One quick check, when searching for a range of K contiguous slots, is to find the largest power of two less than or equal to K/2. Any K continuous zero slots must contain at least one Fenwick-aligned range of slots of size <= K/2 that is entirely filled with zeros. You could search the Fenwick tree from the top for such chunks of aligned zeros and then look for the first one that can be extended to produce a range of K contiguous zeros.

In your example the lowest level contains 0s or 1s and the upper level contains sums of descendants. Finding stretches of 0s would be easier if the lowest level contained 0s where you are currently writing 1s and a count of the number of contiguous zeros to the left where you are currently writing zeros, and the upper levels contained the maximum value of any descendant. Updating would mean more work, especially if you had long strings of zeros being created and destroyed, but you could find the leftmost string of zeros of length at least K with a single search to the left branching left where the max value was at least K. Actually here a lot of the update work is done creating and destroying runs of 1,2,3,4... on the lowest level. Perhaps if you left the lowest level as originally defined and did a case by case analysis of the effects of modifications you could have the upper levels displaying the longest stretch of zeros starting at any descendant of a given node - for quick search - and get reasonable update cost.

Answer 4

@Erik covered a reasonable sounding algorithm. However, note that this problem has a lower complexity bound of Ω(N/K) in the worst-case.

Proof:

Consider a reduced version of the problem where:

• N and K are both powers of 2
• N > 2K >= 4

Suppose your input array is made up of (N/2K) chunks of size 2K. One chunk is of the form K 0s followed by K 1s, every other chunk is the string "10" repeated K times. There are (N/2K) such arrays, each with exactly one solution to the problem (the beginning of the one "special" chunk).

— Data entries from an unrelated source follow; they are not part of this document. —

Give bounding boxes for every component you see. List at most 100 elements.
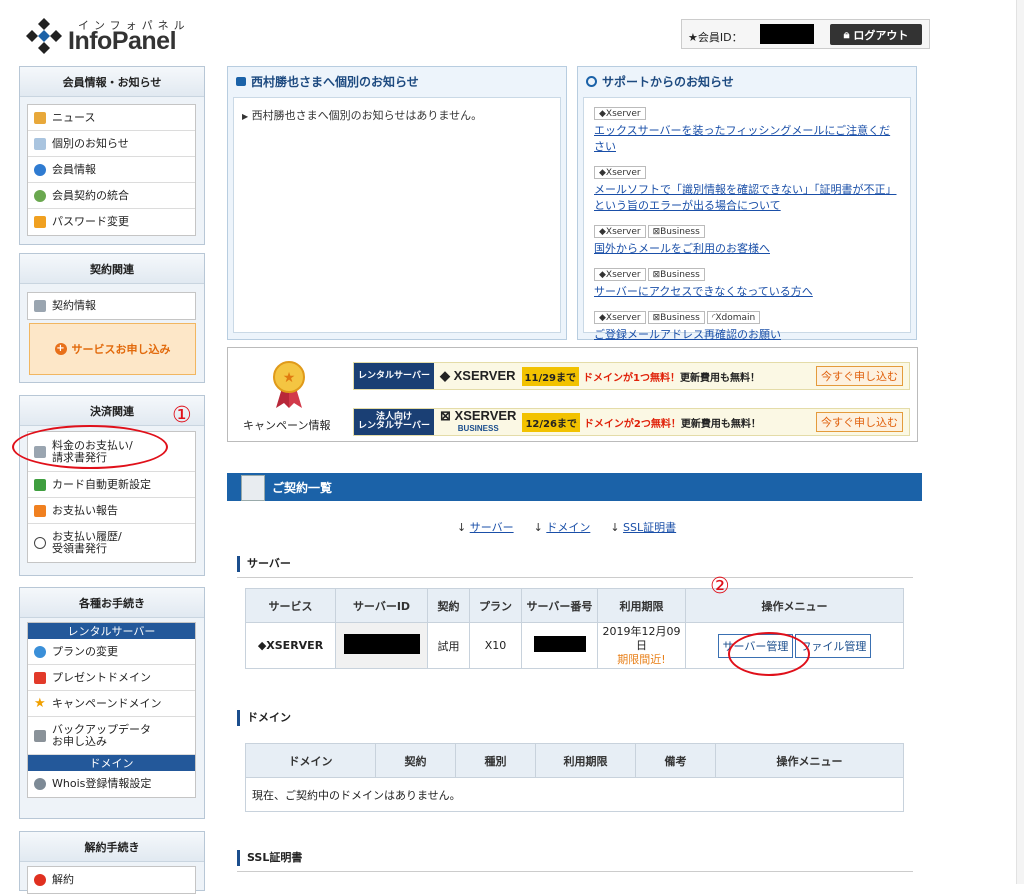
campaign-box: ★ キャンペーン情報 レンタルサーバー ◆ XSERVER 11/29まで ドメ… bbox=[227, 347, 918, 442]
category-rental-server: レンタルサーバー bbox=[28, 623, 195, 639]
tag-xserver: ◆Xserver bbox=[594, 107, 646, 120]
sidebar-item-present-domain[interactable]: プレゼントドメイン bbox=[28, 665, 195, 691]
annotation-mark-1: ① bbox=[172, 403, 192, 428]
server-id-redacted bbox=[343, 634, 420, 654]
contract-icon bbox=[34, 300, 46, 312]
support-notice-body: ◆Xserver エックスサーバーを装ったフィッシングメールにご注意ください ◆X… bbox=[583, 97, 911, 341]
sidebar-item-backup[interactable]: バックアップデータ お申し込み bbox=[28, 717, 195, 755]
cancel-icon bbox=[34, 874, 46, 886]
tag-label: Business bbox=[660, 270, 700, 280]
svg-text:★: ★ bbox=[283, 370, 296, 386]
support-link[interactable]: メールソフトで「識別情報を確認できない」「証明書が不正」という旨のエラーが出る場… bbox=[594, 182, 900, 214]
support-link[interactable]: ご登録メールアドレス再確認のお願い bbox=[594, 327, 900, 343]
sidebar-item-password[interactable]: パスワード変更 bbox=[28, 209, 195, 235]
scrollbar[interactable] bbox=[1016, 0, 1024, 884]
tag-label: Xserver bbox=[605, 313, 641, 323]
campaign-apply-button[interactable]: 今すぐ申し込む bbox=[816, 366, 903, 386]
campaign-row-business: 法人向け レンタルサーバー ⊠ XSERVER BUSINESS 12/26まで … bbox=[353, 408, 910, 436]
support-icon bbox=[586, 75, 597, 87]
tag-business: ⊠Business bbox=[647, 268, 705, 281]
support-item: ◆Xserver エックスサーバーを装ったフィッシングメールにご注意ください bbox=[594, 106, 900, 155]
sidebar-item-cancel[interactable]: 解約 bbox=[28, 867, 195, 893]
sidebar-item-label: プレゼントドメイン bbox=[52, 670, 151, 684]
anchor-ssl[interactable]: ↓ SSL証明書 bbox=[610, 519, 676, 535]
tag-label: Xdomain bbox=[715, 313, 756, 323]
personal-notice-panel: 西村勝也さまへ個別のお知らせ ▶ 西村勝也さまへ個別のお知らせはありません。 bbox=[227, 66, 567, 340]
support-link[interactable]: 国外からメールをご利用のお客様へ bbox=[594, 241, 900, 257]
sidebar-item-label: プランの変更 bbox=[52, 644, 118, 658]
campaign-logo-text: XSERVER bbox=[453, 368, 516, 383]
triangle-right-icon: ▶ bbox=[242, 112, 249, 121]
campaign-tag: レンタルサーバー bbox=[354, 363, 434, 389]
sidebar-item-contract-info[interactable]: 契約情報 bbox=[28, 293, 195, 319]
logout-label: ログアウト bbox=[853, 28, 909, 42]
col-header: プラン bbox=[469, 588, 522, 623]
annotation-circle-1 bbox=[12, 425, 168, 469]
sidebar-item-merge[interactable]: 会員契約の統合 bbox=[28, 183, 195, 209]
contract-list-title: ご契約一覧 bbox=[272, 480, 333, 495]
tag-xdomain: ◜Xdomain bbox=[706, 311, 761, 324]
campaign-apply-button[interactable]: 今すぐ申し込む bbox=[816, 412, 903, 432]
sidebar-item-label: 契約情報 bbox=[52, 299, 96, 312]
campaign-label: キャンペーン情報 bbox=[243, 419, 331, 432]
col-header: サーバー番号 bbox=[521, 588, 598, 623]
service-apply-button[interactable]: + サービスお申し込み bbox=[29, 323, 196, 375]
logout-button[interactable]: 🔒︎ ログアウト bbox=[830, 24, 922, 45]
tag-xserver: ◆Xserver bbox=[594, 166, 646, 179]
anchor-link[interactable]: SSL証明書 bbox=[623, 521, 676, 534]
sidebar-item-label: ニュース bbox=[52, 110, 96, 124]
support-item: ◆Xserver ⊠Business サーバーにアクセスできなくなっている方へ bbox=[594, 267, 900, 300]
sidebar-item-history[interactable]: お支払い履歴/ 受領書発行 bbox=[28, 524, 195, 562]
support-link[interactable]: サーバーにアクセスできなくなっている方へ bbox=[594, 284, 900, 300]
col-header: 契約 bbox=[427, 588, 470, 623]
sidebar-item-plan-change[interactable]: プランの変更 bbox=[28, 639, 195, 665]
tag-xserver: ◆Xserver bbox=[594, 311, 646, 324]
sidebar-item-label: お支払い報告 bbox=[52, 503, 118, 517]
down-arrow-icon: ↓ bbox=[533, 521, 543, 534]
campaign-date: 11/29まで bbox=[521, 366, 580, 386]
campaign-msg: ドメインが1つ無料！ bbox=[583, 372, 680, 384]
sidebar-contract-title: 契約関連 bbox=[20, 254, 204, 284]
anchor-link[interactable]: サーバー bbox=[470, 521, 514, 534]
sidebar-item-card[interactable]: カード自動更新設定 bbox=[28, 472, 195, 498]
sidebar-item-campaign-domain[interactable]: ★ キャンペーンドメイン bbox=[28, 691, 195, 717]
anchor-domain[interactable]: ↓ ドメイン bbox=[534, 519, 591, 535]
anchor-link[interactable]: ドメイン bbox=[546, 521, 590, 534]
sidebar-item-news[interactable]: ニュース bbox=[28, 105, 195, 131]
sidebar-item-notice[interactable]: 個別のお知らせ bbox=[28, 131, 195, 157]
tag-business: ⊠Business bbox=[647, 311, 705, 324]
anchor-server[interactable]: ↓ サーバー bbox=[457, 519, 514, 535]
tag-business: ⊠Business bbox=[647, 225, 705, 238]
notice-icon bbox=[34, 137, 46, 150]
campaign-tag: 法人向け レンタルサーバー bbox=[354, 409, 434, 435]
personal-notice-body: ▶ 西村勝也さまへ個別のお知らせはありません。 bbox=[233, 97, 561, 333]
col-header: サービス bbox=[245, 588, 336, 623]
support-link[interactable]: エックスサーバーを装ったフィッシングメールにご注意ください bbox=[594, 123, 900, 155]
sidebar-item-label: パスワード変更 bbox=[52, 215, 129, 228]
speech-bubble-icon bbox=[236, 76, 246, 86]
logo-text[interactable]: InfoPanel bbox=[68, 27, 177, 56]
contract-type-cell: 試用 bbox=[427, 622, 470, 669]
whois-icon bbox=[34, 778, 46, 790]
xserver-logo-icon: ◆ bbox=[440, 368, 450, 383]
personal-notice-text: 西村勝也さまへ個別のお知らせはありません。 bbox=[251, 109, 483, 122]
divider bbox=[237, 577, 913, 578]
clock-icon bbox=[34, 537, 46, 549]
sidebar-item-member-info[interactable]: 会員情報 bbox=[28, 157, 195, 183]
xserver-business-logo: ⊠ XSERVER BUSINESS bbox=[434, 409, 522, 434]
sidebar-item-payment-report[interactable]: お支払い報告 bbox=[28, 498, 195, 524]
divider bbox=[237, 871, 913, 872]
category-domain: ドメイン bbox=[28, 755, 195, 771]
campaign-msg2: 更新費用も無料！ bbox=[680, 418, 761, 430]
sidebar-item-label: バックアップデータ お申し込み bbox=[52, 722, 151, 748]
col-header: 操作メニュー bbox=[715, 743, 904, 778]
sidebar-member-list: ニュース 個別のお知らせ 会員情報 会員契約の統合 パスワード変更 bbox=[27, 104, 196, 236]
sidebar-item-whois[interactable]: Whois登録情報設定 bbox=[28, 771, 195, 797]
service-apply-label: サービスお申し込み bbox=[71, 343, 171, 356]
backup-icon bbox=[34, 729, 46, 742]
sidebar-item-label: Whois登録情報設定 bbox=[52, 777, 152, 790]
domain-empty-message: 現在、ご契約中のドメインはありません。 bbox=[245, 777, 904, 812]
sidebar-item-label: カード自動更新設定 bbox=[52, 477, 151, 491]
table-row: 現在、ご契約中のドメインはありません。 bbox=[245, 777, 904, 812]
tag-label: Xserver bbox=[605, 270, 641, 280]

Let n = log2(N), k = log2(K). Let us also define the root node of the tree as being at level 0 and the leaf nodes as being at level n of the tree.

Note that, due to our array being made up of aligned chunks of size 2K, level n-k of the tree is simply going to be made up of the number of 1s in each chunk. However, each of our chunks has the same number of 1s in it. This means that every node at level n-k will be identical, which in turn means that every node at level <= n-k will also be identical.

What this means is that the tree contains no information that can disambiguate the "special" chunk until you start analyzing level n-k+1 and lower. But since all but 2 of the (N/K) nodes at that level are identical, this means that in the worst case you'll have to examine O(N/K) nodes in order to disambiguate the solution from the rest of the nodes.